# iPhone



## ohills (Sep 16, 2006)

I can't get to chat on my iPhone. WHat do I need to enable this


----------



## RunnerFL (Jan 5, 2006)

ohills said:


> I can't get to chat on my iPhone. WHat do I need to enable this


A browser that supports Java. I don't believe the safari version for the iPhone supports Java.


----------



## tcusta00 (Dec 31, 2007)

No Java on iPhone.


----------



## dennisj00 (Sep 27, 2007)

A workaround if you can RDP to a computer is a nifty terminal server client called 'Remote Lite' - it's free at the App Shop.


----------



## jgrade (Oct 1, 2006)

I know Java is "coming" but it would be really nice to see it in tomorrows 3.0 roll out.
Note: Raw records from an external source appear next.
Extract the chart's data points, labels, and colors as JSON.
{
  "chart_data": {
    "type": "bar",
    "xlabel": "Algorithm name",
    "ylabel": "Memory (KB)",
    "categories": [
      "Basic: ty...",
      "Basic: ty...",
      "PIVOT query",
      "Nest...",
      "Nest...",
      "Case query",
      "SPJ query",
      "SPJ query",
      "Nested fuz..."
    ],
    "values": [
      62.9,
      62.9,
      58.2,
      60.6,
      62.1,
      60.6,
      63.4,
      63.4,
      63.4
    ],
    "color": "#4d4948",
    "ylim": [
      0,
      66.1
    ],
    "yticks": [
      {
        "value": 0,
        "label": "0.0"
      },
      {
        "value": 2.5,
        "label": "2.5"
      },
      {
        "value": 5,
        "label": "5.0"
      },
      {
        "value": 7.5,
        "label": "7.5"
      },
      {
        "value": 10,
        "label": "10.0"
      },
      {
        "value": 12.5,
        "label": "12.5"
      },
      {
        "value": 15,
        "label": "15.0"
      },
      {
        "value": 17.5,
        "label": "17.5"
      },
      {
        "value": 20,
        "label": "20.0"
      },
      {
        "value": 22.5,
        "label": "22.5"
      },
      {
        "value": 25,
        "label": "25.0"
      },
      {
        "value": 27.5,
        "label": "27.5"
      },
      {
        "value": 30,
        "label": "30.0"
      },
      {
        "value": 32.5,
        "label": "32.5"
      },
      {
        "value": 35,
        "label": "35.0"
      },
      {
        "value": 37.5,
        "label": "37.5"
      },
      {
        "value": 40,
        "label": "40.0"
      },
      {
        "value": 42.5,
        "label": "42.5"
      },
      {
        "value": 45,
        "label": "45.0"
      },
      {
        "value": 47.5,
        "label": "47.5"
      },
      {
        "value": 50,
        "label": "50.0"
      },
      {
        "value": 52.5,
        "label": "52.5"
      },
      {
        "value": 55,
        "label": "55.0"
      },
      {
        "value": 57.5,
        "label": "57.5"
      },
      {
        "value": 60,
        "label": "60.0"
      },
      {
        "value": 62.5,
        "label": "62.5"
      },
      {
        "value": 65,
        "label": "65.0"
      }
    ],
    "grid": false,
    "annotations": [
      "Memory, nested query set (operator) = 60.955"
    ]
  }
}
The lack of Java sucks but it's an Apple; I knew it would have obvious limitations when I bought it.


----------



## Stuart Sweet (Jun 19, 2006)

I'm moving this to the "Forum Support" forum.


----------



## RunnerFL (Jan 5, 2006)

jgrade said:


> I know Java is "coming" but it would be really nice to see it in tomorrows 3.0 roll out. The lack of Java sucks but it's an Apple; I knew it would have obvious limitations when I bought it.


Tomorrow is just an announcement, not a rollout.


----------